COACH ACCIDENTS—ACCIDENT FROM RACING—ACTIONS AT LAW—MAIL ROBBERIES—ROBBERY BY CONVICTS—A DANGEROUS START—A DRUNKEN DRIVER.

CHAPTER VIII.

I have already referred to the numerous accidents that occurred on the road to stage and mail coaches, and could fill a volume with casualties caused by overturns, violent driving, horses proceeding miles without drivers, drunken coachmen, low gateways, overloading, breaking down, and racing. One of the most memorable events connected with racing occurred in 1820, when Thomas Perdy and George Butler were charged at the Hertford Assizes with the wilful murder of William Hart, who was thrown off the Holyhead Mail, of which Perdy was the driver, and which had been upset by the Chester Mail, of which Butler was the driver. The grand jury having thrown out the bill for the capital offence, they were tried on a charge of manslaughter. Two witnesses who were suffering severely from the accident deposed to the following effect:—

Mr. Archer, a respectable bootmaker, of Cheapside, London, stated that he sat on the box with the prisoner Perdy. When the coach arrived at that part of the road beyond Highgate, where a junction is formed between the Archway Road and the old Highgate Road, the Chester Mail came up. Both coachmen began to whip their horses and put them into a gallop, and drove abreast of each other at a furious rate for a considerable distance, when the driver of the Chester Mail slackened the pace of his horses, and seemed conscious of the impropriety of his conduct; but when the coaches approached towards St.
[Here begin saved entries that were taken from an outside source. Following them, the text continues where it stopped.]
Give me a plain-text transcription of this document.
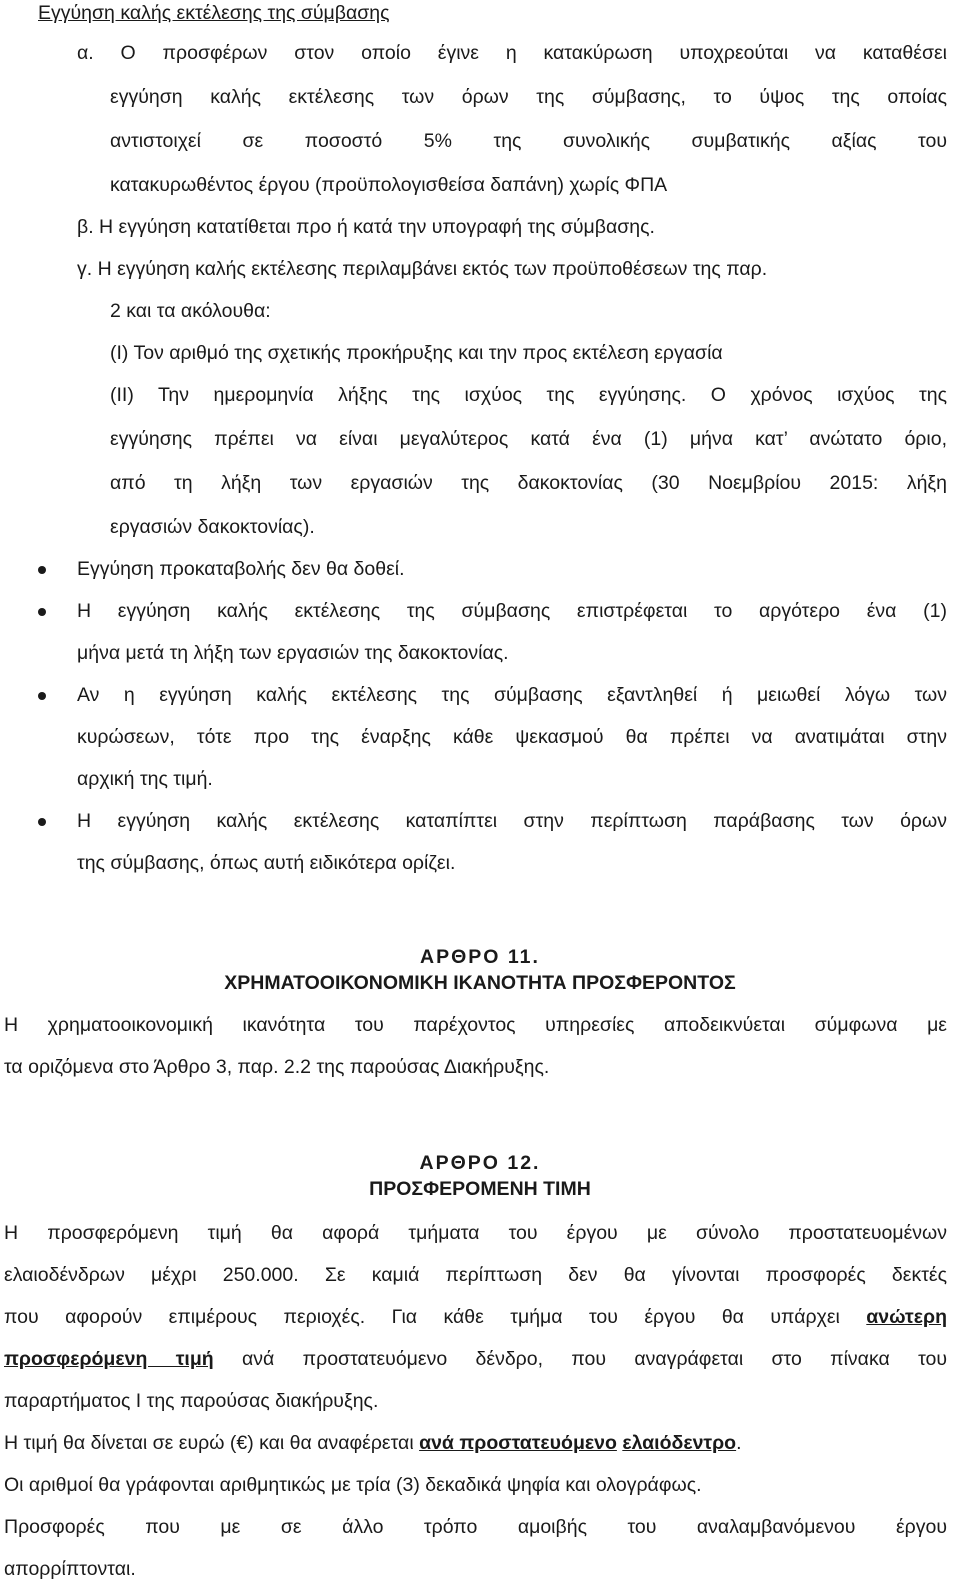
Εγγύηση καλής εκτέλεσης της σύμβασης
α. Ο προσφέρων στον οποίο έγινε η κατακύρωση υποχρεούται να καταθέσει
εγγύηση καλής εκτέλεσης των όρων της σύμβασης, το ύψος της οποίας
αντιστοιχεί σε ποσοστό 5% της συνολικής συμβατικής αξίας του
κατακυρωθέντος έργου (προϋπολογισθείσα δαπάνη) χωρίς ΦΠΑ
β. Η εγγύηση κατατίθεται προ ή κατά την υπογραφή της σύμβασης.
γ. Η εγγύηση καλής εκτέλεσης περιλαμβάνει εκτός των προϋποθέσεων της παρ.
2 και τα ακόλουθα:
(Ι) Τον αριθμό της σχετικής προκήρυξης και την προς εκτέλεση εργασία
(ΙΙ) Την ημερομηνία λήξης της ισχύος της εγγύησης. Ο χρόνος ισχύος της
εγγύησης πρέπει να είναι μεγαλύτερος κατά ένα (1) μήνα κατ’ ανώτατο όριο,
από τη λήξη των εργασιών της δακοκτονίας (30 Νοεμβρίου 2015: λήξη
εργασιών δακοκτονίας).
Εγγύηση προκαταβολής δεν θα δοθεί.
Η εγγύηση καλής εκτέλεσης της σύμβασης επιστρέφεται το αργότερο ένα (1)
μήνα μετά τη λήξη των εργασιών της δακοκτονίας.
Αν η εγγύηση καλής εκτέλεσης της σύμβασης εξαντληθεί ή μειωθεί λόγω των
κυρώσεων, τότε προ της έναρξης κάθε ψεκασμού θα πρέπει να ανατιμάται στην
αρχική της τιμή.
Η εγγύηση καλής εκτέλεσης καταπίπτει στην περίπτωση παράβασης των όρων
της σύμβασης, όπως αυτή ειδικότερα ορίζει.
ΑΡΘΡΟ 11.
ΧΡΗΜΑΤΟΟΙΚΟΝΟΜΙΚΗ ΙΚΑΝΟΤΗΤΑ ΠΡΟΣΦΕΡΟΝΤΟΣ
Η χρηματοοικονομική ικανότητα του παρέχοντος υπηρεσίες αποδεικνύεται σύμφωνα με
τα οριζόμενα στο Άρθρο 3, παρ. 2.2 της παρούσας Διακήρυξης.
ΑΡΘΡΟ 12.
ΠΡΟΣΦΕΡΟΜΕΝΗ ΤΙΜΗ
Η προσφερόμενη τιμή θα αφορά τμήματα του έργου με σύνολο προστατευομένων
ελαιοδένδρων μέχρι 250.000. Σε καμιά περίπτωση δεν θα γίνονται προσφορές δεκτές
που αφορούν επιμέρους περιοχές. Για κάθε τμήμα του έργου θα υπάρχει ανώτερη
προσφερόμενη τιμή ανά προστατευόμενο δένδρο, που αναγράφεται στο πίνακα του
παραρτήματος Ι της παρούσας διακήρυξης.
Η τιμή θα δίνεται σε ευρώ (€) και θα αναφέρεται ανά προστατευόμενο ελαιόδεντρο.
Οι αριθμοί θα γράφονται αριθμητικώς με τρία (3) δεκαδικά ψηφία και ολογράφως.
Προσφορές που με σε άλλο τρόπο αμοιβής του αναλαμβανόμενου έργου
απορρίπτονται.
Albans, and had arrived at the hill about a mile from that town, the prisoner Perdy put his horses into a furious gallop down the hill. His example was followed by the other prisoner, who endeavoured to overtake him; and a most terrific race ensued between the two carriages, the velocity of both increasing by their own accelerated descent down an abrupt hill.

The road was wide enough for three carriages to pass each other; but the prisoner Butler, perceiving that Perdy was keeping ahead of him, pushed his horses on, and waving his hat and cheering, suddenly turned his leaders in front of the leaders of the Holyhead Mail, which, in consequence of being jammed in between the bank of the road and the other vehicle, was immediately upset. The consequences were frightful. The deceased was killed on the spot, the witness had a leg and an arm shattered most dreadfully; and a gentleman's servant, named Fenner, was taken up almost lifeless.